Pennsylvania is the only northeastern state that does not allow same-sex marriage or civil unions, and Kane’s stance is unlikely to change opinions in a Republican-controlled Legislature where resolutions to insert a constitutional ban on same-sex marriages have made more progress in recent years than bills to legalize them.
The state Republican and Democratic parties quickly tangled over Kane’s position. GOP chairman Rob Gleason attacked Kane as “blatantly politicizing” the attorney general’s office, while Democratic Party chairman Jim Burn applauded her “courageous and firm stand against a law with little merit.”
Trends in Pennsylvania show increasing support for same-sex marriage. A January poll by Quinnipiac University of 1,221 registered voters found 47 percent support it and 43 percent oppose it, with voters ages 18 to 34 supporting it, 68 percent to 25 percent.
Lawyers in the case believe it is ultimately bound for the U.S. Supreme Court, probably along with similar cases in other states, and could force the high court to rule on the core question of whether it is unconstitutional to deny same-sex couples the right to marry.
It was not, however, prompted by the high court’s pair of decisions three weeks ago that delivered two victories for same-sex marriage supporters.
Pennsylvania’s 1996 state law defines marriage as a civil contract in which a man and a woman take each other as husband and wife. The state also does not allow civil unions or recognize same-sex marriages from other states where it is legal.
The American Civil Liberties Union, which is co-counsel in the lawsuit, welcomed the decision.

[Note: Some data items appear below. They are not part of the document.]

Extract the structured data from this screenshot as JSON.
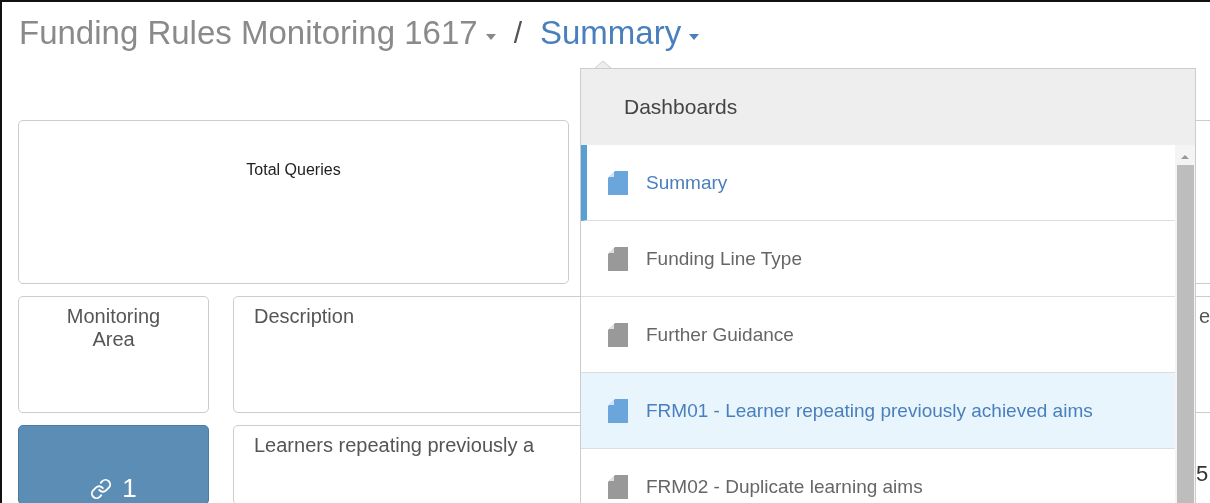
{
  "breadcrumb": {
    "workbook": "Funding Rules Monitoring 1617",
    "separator": "/",
    "current": "Summary"
  },
  "dropdown": {
    "header": "Dashboards",
    "items": [
      {
        "label": "Summary",
        "selected": true,
        "highlighted": false
      },
      {
        "label": "Funding Line Type",
        "selected": false,
        "highlighted": false
      },
      {
        "label": "Further Guidance",
        "selected": false,
        "highlighted": false
      },
      {
        "label": "FRM01 - Learner repeating previously achieved aims",
        "selected": false,
        "highlighted": true
      },
      {
        "label": "FRM02 - Duplicate learning aims",
        "selected": false,
        "highlighted": false
      }
    ]
  },
  "total_queries": {
    "title": "Total Queries"
  },
  "columns": {
    "monitoring_area": "Monitoring Area",
    "description": "Description",
    "column_3": "e"
  },
  "rows": [
    {
      "area": "1",
      "description": "Learners repeating previously a",
      "column_3": "5"
    }
  ]
}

“This is a huge boost,” said Pennsylvania staff attorney Mary Catherine Roper. “You’ve got the chief law enforcement officer of the commonwealth saying, ‘You’re right. This is not legal.’ I think it’s a sign that things are changing.”
The plaintiffs in the lawsuit are a widow of a woman who died in May after they were legally married in Massachusetts, 10 couples and one of the couples’ two teenage daughters. The group includes four couples who were legally married in other states. Same-sex marriage is legal or soon will be in 13 states.